Reaction to yesterday’s video featuring Cubs Chairman Tom Ricketts sending the message that he is ready to start expansion of Wrigley Field has been quick and loud. Many fans applaud what Ricketts is doing, and many are totally against his plan. The rooftop owners and some Lakeview residents who live near the ballpark have been very vocal.
As was pointed out in a Bleed Cubbie Blue piece today, the rooftop owners plan to take the Ricketts to court. If they read some of the blogs, they will find out that there isn’t a whole lot of sympathy for them. Rooftop owners are claiming the Ricketts are breaking their contract with expansion, but they fail to look at a clause in the contract that says “Any expansion of Wrigley Field approved by governmental authorities shall not be a violation of this Agreement, including this section.” The Chicago City Council has already given approval for expansion to begin. However, the Cubs are asking for more than what has already been approved.
When asked why the video came out now, Cubs spokesperson Julian Green told Examiner.com, “We would have preferred to avoid litigation, but after more than a year of discussion, several concessions and many attempts to reach an agreement in the last several months alone, we are not prepared to lose another year and jeopardize our ability to deliver on promises to our players, fans, partners and neighbors.”

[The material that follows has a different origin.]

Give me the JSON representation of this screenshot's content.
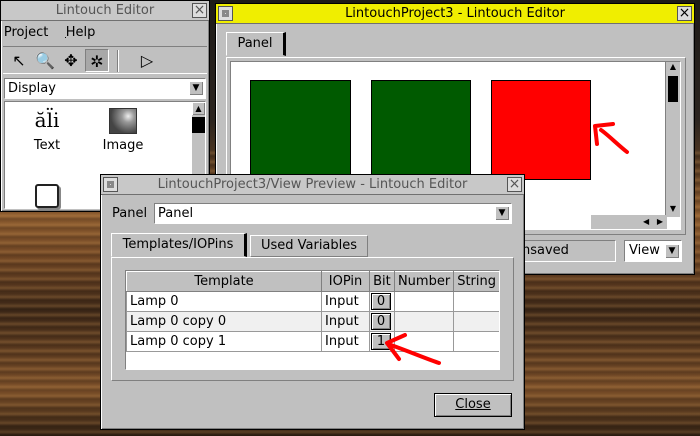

Fans have been quick to chime in with their opinions. David Sameshima attends a majority of the Cubs games each season. He told Examiner.com, “I hate these new revisions. I am resigned to new signage, and a video screen. I don't like the second video screen, outfield light towers and bullpen relocation. I really dread the idea of relocating the bullpens underneath the bleachers, and removing a portion of the wall and ivy to accommodate the change.”
However, Al Yellon of bleedcubbieblue.com points out, “It seems likely that the new requests the Cubs have made are being made along the same lines as the proposals the Cubs made in April 2013. They're throwing every single thing they've ever wanted in there, with the likely understanding that some of them won't be approved.”
This makes sense. Ask for as much as you can, and be willing to compromise. You can’t start with just a few items and then ask for more.
Cubs fan Thaine Lyman told Examiner.com, “I do believe the improvements are needed, irrespective of revenue impact. The demonstration about the batting "cage" is incredibly persuasive, and we all know about the netting holding up concrete, the issues with facilities, restrooms, etc. etc. It's a wonderful, magical building full of fond memories for generations of fans, but it's a really old building, too. It needs a renovation, irrespective of revenue impact.”
Some fans, like Jordan Gold, say the Cubs should move to the suburbs and forget about Wrigley Field. But Ricketts has said from day one that the family wants to preserve the ballpark for future generations.
It is clear that Wrigley Field needs work. Updating the park and bringing in new revenue streams would help the team sign players who can actually take them to the post season. Who knows, maybe if the Cubs had better player amenities – real batting cages, a bigger clubhouse, better workout facilities – this team might be better. Or, maybe not.
Before Tuesday night’s game against the Yankees, two Yankees fans from New York were admiring the ballpark when one said, “You have a beautiful park here. Don’t let them ruin it.”
Improvements are needed. Modernizing the park is needed. But it can be done without ruining the basic charm of the 100 year old park.